The root cause is that the lower bound of charge resolution has been "one battery charge", which we set at 1kJ because there's also a rather large number of charges we need to handle for e.g. electric cars, and the "number of charges" type is an int.
Describe the solution
I poked around and we already have a member of the item class that is type units::energy which is backed by a int64_t and has a resolution of one mJ. Due to an int64_t being staggeringly large, this really can handle whatever we feel like throwing at it, so why isn't the problem fixed?
The problem is legacy code that treats electrical capacity as "charges" and a whole ton of infrastructure, mostly in crafting code, and specifies power drain in "charges of battery", which again are 1kJ each.
After rooting around though, I realized we don't have to overhaul all the crafting code to fix this particular issue, because the "process_tool()" code responsible for e.g. spending power every turn for an active flashlight doesn't interact with any of that code.

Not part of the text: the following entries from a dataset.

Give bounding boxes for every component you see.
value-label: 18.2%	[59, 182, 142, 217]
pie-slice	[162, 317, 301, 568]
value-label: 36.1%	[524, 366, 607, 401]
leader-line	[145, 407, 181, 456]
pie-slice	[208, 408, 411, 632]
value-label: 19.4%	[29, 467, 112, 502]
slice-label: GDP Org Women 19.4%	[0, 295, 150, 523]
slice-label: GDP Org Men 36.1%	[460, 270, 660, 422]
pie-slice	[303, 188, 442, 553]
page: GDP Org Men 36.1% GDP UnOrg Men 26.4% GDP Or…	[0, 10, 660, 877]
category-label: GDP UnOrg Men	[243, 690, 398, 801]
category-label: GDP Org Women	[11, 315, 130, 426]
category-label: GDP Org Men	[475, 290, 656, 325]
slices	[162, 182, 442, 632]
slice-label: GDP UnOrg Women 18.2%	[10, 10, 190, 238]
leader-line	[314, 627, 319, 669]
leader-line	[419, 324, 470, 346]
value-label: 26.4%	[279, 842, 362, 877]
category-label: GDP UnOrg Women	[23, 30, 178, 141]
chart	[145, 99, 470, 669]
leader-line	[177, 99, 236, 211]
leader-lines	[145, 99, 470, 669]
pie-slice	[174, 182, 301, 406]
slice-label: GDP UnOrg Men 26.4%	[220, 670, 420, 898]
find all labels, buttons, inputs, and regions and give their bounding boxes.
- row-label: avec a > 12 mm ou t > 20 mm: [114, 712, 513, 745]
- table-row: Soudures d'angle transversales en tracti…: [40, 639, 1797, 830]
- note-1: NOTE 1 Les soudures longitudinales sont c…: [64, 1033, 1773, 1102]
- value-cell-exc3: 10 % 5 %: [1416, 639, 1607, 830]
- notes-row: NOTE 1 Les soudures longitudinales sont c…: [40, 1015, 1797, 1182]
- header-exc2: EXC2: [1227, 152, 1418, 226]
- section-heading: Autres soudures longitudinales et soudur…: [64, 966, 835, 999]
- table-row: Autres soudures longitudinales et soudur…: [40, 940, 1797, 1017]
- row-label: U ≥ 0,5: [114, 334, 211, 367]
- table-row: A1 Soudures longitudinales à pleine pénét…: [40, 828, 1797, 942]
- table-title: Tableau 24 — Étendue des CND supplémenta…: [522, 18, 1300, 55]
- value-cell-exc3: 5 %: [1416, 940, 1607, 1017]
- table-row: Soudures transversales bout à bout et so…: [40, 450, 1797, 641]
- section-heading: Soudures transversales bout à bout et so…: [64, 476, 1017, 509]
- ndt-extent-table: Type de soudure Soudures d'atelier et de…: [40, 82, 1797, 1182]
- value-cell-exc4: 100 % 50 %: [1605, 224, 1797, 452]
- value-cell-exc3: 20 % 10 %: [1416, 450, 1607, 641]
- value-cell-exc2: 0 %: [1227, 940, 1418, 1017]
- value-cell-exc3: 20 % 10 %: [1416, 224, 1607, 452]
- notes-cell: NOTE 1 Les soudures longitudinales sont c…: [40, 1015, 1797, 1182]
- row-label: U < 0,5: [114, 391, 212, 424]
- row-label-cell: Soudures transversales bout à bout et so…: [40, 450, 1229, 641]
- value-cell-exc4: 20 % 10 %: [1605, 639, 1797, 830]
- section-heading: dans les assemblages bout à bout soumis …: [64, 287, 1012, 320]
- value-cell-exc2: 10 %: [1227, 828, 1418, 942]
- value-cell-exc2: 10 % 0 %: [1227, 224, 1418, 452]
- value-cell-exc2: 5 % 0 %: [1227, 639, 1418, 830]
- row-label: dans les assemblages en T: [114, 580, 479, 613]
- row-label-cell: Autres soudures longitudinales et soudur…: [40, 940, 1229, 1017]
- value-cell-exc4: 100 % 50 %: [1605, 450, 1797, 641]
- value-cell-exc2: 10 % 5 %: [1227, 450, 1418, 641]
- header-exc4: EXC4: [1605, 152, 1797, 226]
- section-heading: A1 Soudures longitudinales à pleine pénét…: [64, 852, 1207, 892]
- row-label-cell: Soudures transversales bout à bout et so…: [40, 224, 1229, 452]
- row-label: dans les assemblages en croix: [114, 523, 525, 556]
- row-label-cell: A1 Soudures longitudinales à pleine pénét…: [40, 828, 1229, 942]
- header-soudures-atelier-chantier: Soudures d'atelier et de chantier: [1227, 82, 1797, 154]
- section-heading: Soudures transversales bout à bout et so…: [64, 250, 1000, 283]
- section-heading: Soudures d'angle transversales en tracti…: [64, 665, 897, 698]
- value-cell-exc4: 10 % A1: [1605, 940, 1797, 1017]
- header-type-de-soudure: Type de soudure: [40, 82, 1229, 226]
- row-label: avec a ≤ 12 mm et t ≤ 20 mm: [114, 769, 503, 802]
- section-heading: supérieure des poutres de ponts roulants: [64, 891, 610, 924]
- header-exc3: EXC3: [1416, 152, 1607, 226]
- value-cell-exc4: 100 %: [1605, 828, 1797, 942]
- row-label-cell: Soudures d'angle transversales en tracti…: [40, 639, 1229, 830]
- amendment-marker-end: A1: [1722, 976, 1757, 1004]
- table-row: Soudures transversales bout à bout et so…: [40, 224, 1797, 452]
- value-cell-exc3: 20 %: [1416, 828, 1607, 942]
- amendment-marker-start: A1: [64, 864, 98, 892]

So what I've done here is I updated item::process_tool() to call item::energy_consume() and item::energy_consume() to use item::energy to stash residual energy as needed. So if your flashlight has 10 "charges" of battery and you try to spend 20J, it spends one "charge", but stashes the remaining 980J of energy in item::energy, which can be used next turn instead of burning more charges.
Describe alternatives you've considered
There's a huge overhaul I eventually want to happen here where the itype_battery item that represents a distinct amount of charge just goes away and instead a battery item like a light_battery instead just uses it's item::energy member and islot::battery::max_charges member to handle how much charge it can hold. That requires overhauling a huge amount of crafting code though and I'm not up to that at the moment.
Testing
Added tests for an exemplar, specifically having a small LED flashlight run for the intended 10 hours on one set of batteries.
Before this change it would round up from 1.5J per turn to 1kJ per turn, so it would run for one hour instead of about 10.
Additional context
See e.g. #75903 for other aspects of the same problem.